Purpose: We aim to address the limitations of traditional proteolysis-targeting chimeras (PROTACs)—which are spatially restricted to the cytosolic ubiquitin–proteasome system—in targeting extracellular and membrane-bound immunoregulatory proteins, and to evaluate the potential of next-generation extracellular targeted protein degradation (eTPD) platforms in overcoming the "undruggable" barriers of the tumor immune microenvironment (TIME).

Methods: We systematically reviewed the recent literature and developmental pipelines concerning emerging eTPD modalities, including lysosome-targeting chimeras (LYTACs), transferrin receptor-targeting chimeras (TransTACs), and degrader–antibody conjugates (DACs). We analyzed their molecular architectures, mechanisms of trans-membrane degradation, and their biological impact on tumor–stroma immune interactions.

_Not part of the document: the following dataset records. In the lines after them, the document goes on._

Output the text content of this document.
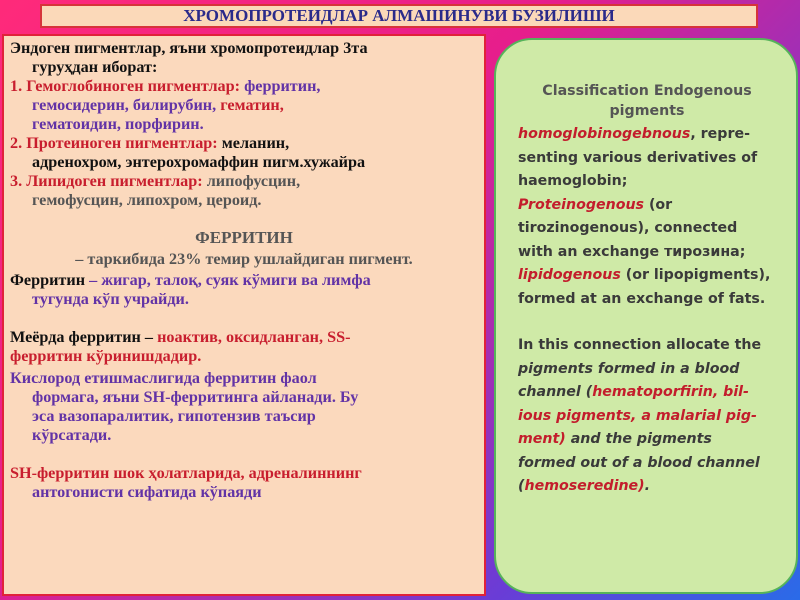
ХРОМОПРОТЕИДЛАР АЛМАШИНУВИ БУЗИЛИШИ

Эндоген пигментлар, яъни хромопротеидлар 3та

гуруҳдан иборат:

1. Гемоглобиноген пигментлар: ферритин,

гемосидерин, билирубин, гематин,

гематоидин, порфирин.

2. Протеиноген пигментлар: меланин,

адренохром, энтерохромаффин пигм.хужайра

3. Липидоген пигментлар: липофусцин,

гемофусцин, липохром, цероид.

ФЕРРИТИН

– таркибида 23% темир ушлайдиган пигмент.

Ферритин – жигар, талоқ, суяк кўмиги ва лимфа

тугунда кўп учрайди.

Меёрда ферритин – ноактив, оксидланган, SS-

ферритин кўринишдадир.

Кислород етишмаслигида ферритин фаол

формага, яъни SH-ферритинга айланади. Бу

эса вазопаралитик, гипотензив таъсир

кўрсатади.

SH-ферритин шок ҳолатларида, адреналиннинг

антогонисти сифатида кўпаяди

Classification Endogenous

pigments

homoglobinogebnous, repre-

senting various derivatives of

haemoglobin;

Proteinogenous (or

tirozinogenous), connected

with an exchange тирозина;

lipidogenous (or lipopigments),

formed at an exchange of fats.

In this connection allocate the

pigments formed in a blood

channel (hematoporfirin, bil-

ious pigments, a malarial pig-

ment) and the pigments

formed out of a blood channel

(hemoseredine).
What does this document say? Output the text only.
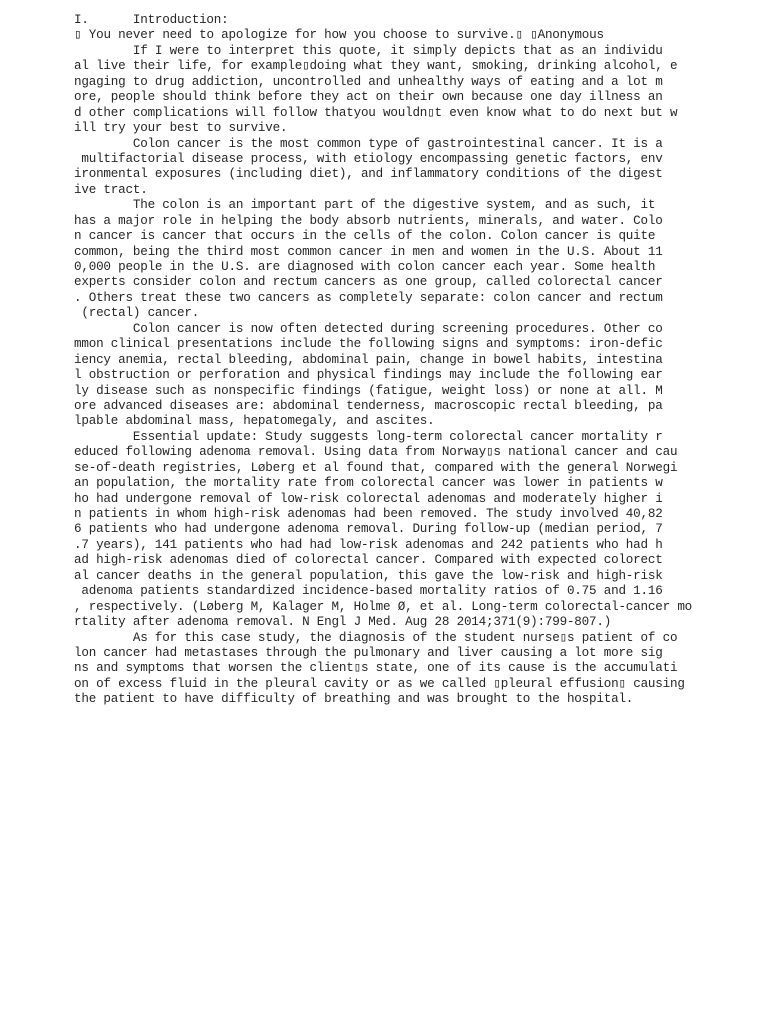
I.      Introduction:
▯ You never need to apologize for how you choose to survive.▯ ▯Anonymous
If I were to interpret this quote, it simply depicts that as an individu
al live their life, for example▯doing what they want, smoking, drinking alcohol, e
ngaging to drug addiction, uncontrolled and unhealthy ways of eating and a lot m
ore, people should think before they act on their own because one day illness an
d other complications will follow thatyou wouldn▯t even know what to do next but w
ill try your best to survive.
Colon cancer is the most common type of gastrointestinal cancer. It is a
multifactorial disease process, with etiology encompassing genetic factors, env
ironmental exposures (including diet), and inflammatory conditions of the digest
ive tract.
The colon is an important part of the digestive system, and as such, it
has a major role in helping the body absorb nutrients, minerals, and water. Colo
n cancer is cancer that occurs in the cells of the colon. Colon cancer is quite
common, being the third most common cancer in men and women in the U.S. About 11
0,000 people in the U.S. are diagnosed with colon cancer each year. Some health
experts consider colon and rectum cancers as one group, called colorectal cancer
. Others treat these two cancers as completely separate: colon cancer and rectum
(rectal) cancer.
Colon cancer is now often detected during screening procedures. Other co
mmon clinical presentations include the following signs and symptoms: iron-defic
iency anemia, rectal bleeding, abdominal pain, change in bowel habits, intestina
l obstruction or perforation and physical findings may include the following ear
ly disease such as nonspecific findings (fatigue, weight loss) or none at all. M
ore advanced diseases are: abdominal tenderness, macroscopic rectal bleeding, pa
lpable abdominal mass, hepatomegaly, and ascites.
Essential update: Study suggests long-term colorectal cancer mortality r
educed following adenoma removal. Using data from Norway▯s national cancer and cau
se-of-death registries, Løberg et al found that, compared with the general Norwegi
an population, the mortality rate from colorectal cancer was lower in patients w
ho had undergone removal of low-risk colorectal adenomas and moderately higher i
n patients in whom high-risk adenomas had been removed. The study involved 40,82
6 patients who had undergone adenoma removal. During follow-up (median period, 7
.7 years), 141 patients who had had low-risk adenomas and 242 patients who had h
ad high-risk adenomas died of colorectal cancer. Compared with expected colorect
al cancer deaths in the general population, this gave the low-risk and high-risk
adenoma patients standardized incidence-based mortality ratios of 0.75 and 1.16
, respectively. (Løberg M, Kalager M, Holme Ø, et al. Long-term colorectal-cancer mo
rtality after adenoma removal. N Engl J Med. Aug 28 2014;371(9):799-807.)
As for this case study, the diagnosis of the student nurse▯s patient of co
lon cancer had metastases through the pulmonary and liver causing a lot more sig
ns and symptoms that worsen the client▯s state, one of its cause is the accumulati
on of excess fluid in the pleural cavity or as we called ▯pleural effusion▯ causing
the patient to have difficulty of breathing and was brought to the hospital.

Results: Next-generation eTPD platforms successfully transcend cellular boundaries to physically eradicate immune checkpoints and metabolic mediators, thereby driving a profound, multidimensional remodeling of the highly immunosuppressive TIME. Furthermore, our examination of the latest clinical pipelines reveals significant translational progress alongside emerging challenges, including distinct pharmacokinetic barriers and novel adaptive resistance mechanisms associated with endolysosomal pathway defects.

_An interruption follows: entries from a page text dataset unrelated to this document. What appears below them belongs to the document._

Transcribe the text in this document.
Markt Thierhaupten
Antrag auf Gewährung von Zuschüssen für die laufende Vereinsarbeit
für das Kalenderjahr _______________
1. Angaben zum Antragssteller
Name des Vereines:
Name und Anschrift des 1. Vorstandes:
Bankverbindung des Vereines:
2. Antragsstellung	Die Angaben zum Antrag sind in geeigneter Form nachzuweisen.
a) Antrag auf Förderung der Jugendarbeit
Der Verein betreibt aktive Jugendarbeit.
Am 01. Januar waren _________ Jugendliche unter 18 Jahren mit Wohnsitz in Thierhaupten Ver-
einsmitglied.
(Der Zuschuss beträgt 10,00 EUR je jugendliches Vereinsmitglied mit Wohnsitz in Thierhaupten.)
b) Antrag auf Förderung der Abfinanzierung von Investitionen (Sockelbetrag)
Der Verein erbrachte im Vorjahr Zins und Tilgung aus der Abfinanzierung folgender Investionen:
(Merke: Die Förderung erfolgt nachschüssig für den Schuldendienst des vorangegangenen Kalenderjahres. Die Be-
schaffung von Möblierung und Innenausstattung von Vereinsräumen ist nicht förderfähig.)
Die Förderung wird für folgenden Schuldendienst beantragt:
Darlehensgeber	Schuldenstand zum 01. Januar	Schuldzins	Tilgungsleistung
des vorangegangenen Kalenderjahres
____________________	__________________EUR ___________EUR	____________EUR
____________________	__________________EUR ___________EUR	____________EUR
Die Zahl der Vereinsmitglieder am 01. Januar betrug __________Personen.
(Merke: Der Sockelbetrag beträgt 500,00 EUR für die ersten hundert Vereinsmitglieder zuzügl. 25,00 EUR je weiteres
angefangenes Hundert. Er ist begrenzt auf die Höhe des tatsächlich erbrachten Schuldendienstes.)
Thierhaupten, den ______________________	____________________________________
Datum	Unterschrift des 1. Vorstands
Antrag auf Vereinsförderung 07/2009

Conclusion: eTPD represents a transformative paradigm in precision oncology, shifting the landscape from intracellular target inhibition to extracellular protein eradication. The strategic integration of artificial intelligence (AI) foundation models into molecular design and pharmacokinetic optimization offers a forward-looking approach to overcome current clinical bottlenecks and accelerate the translation of precision TPD immunotherapies.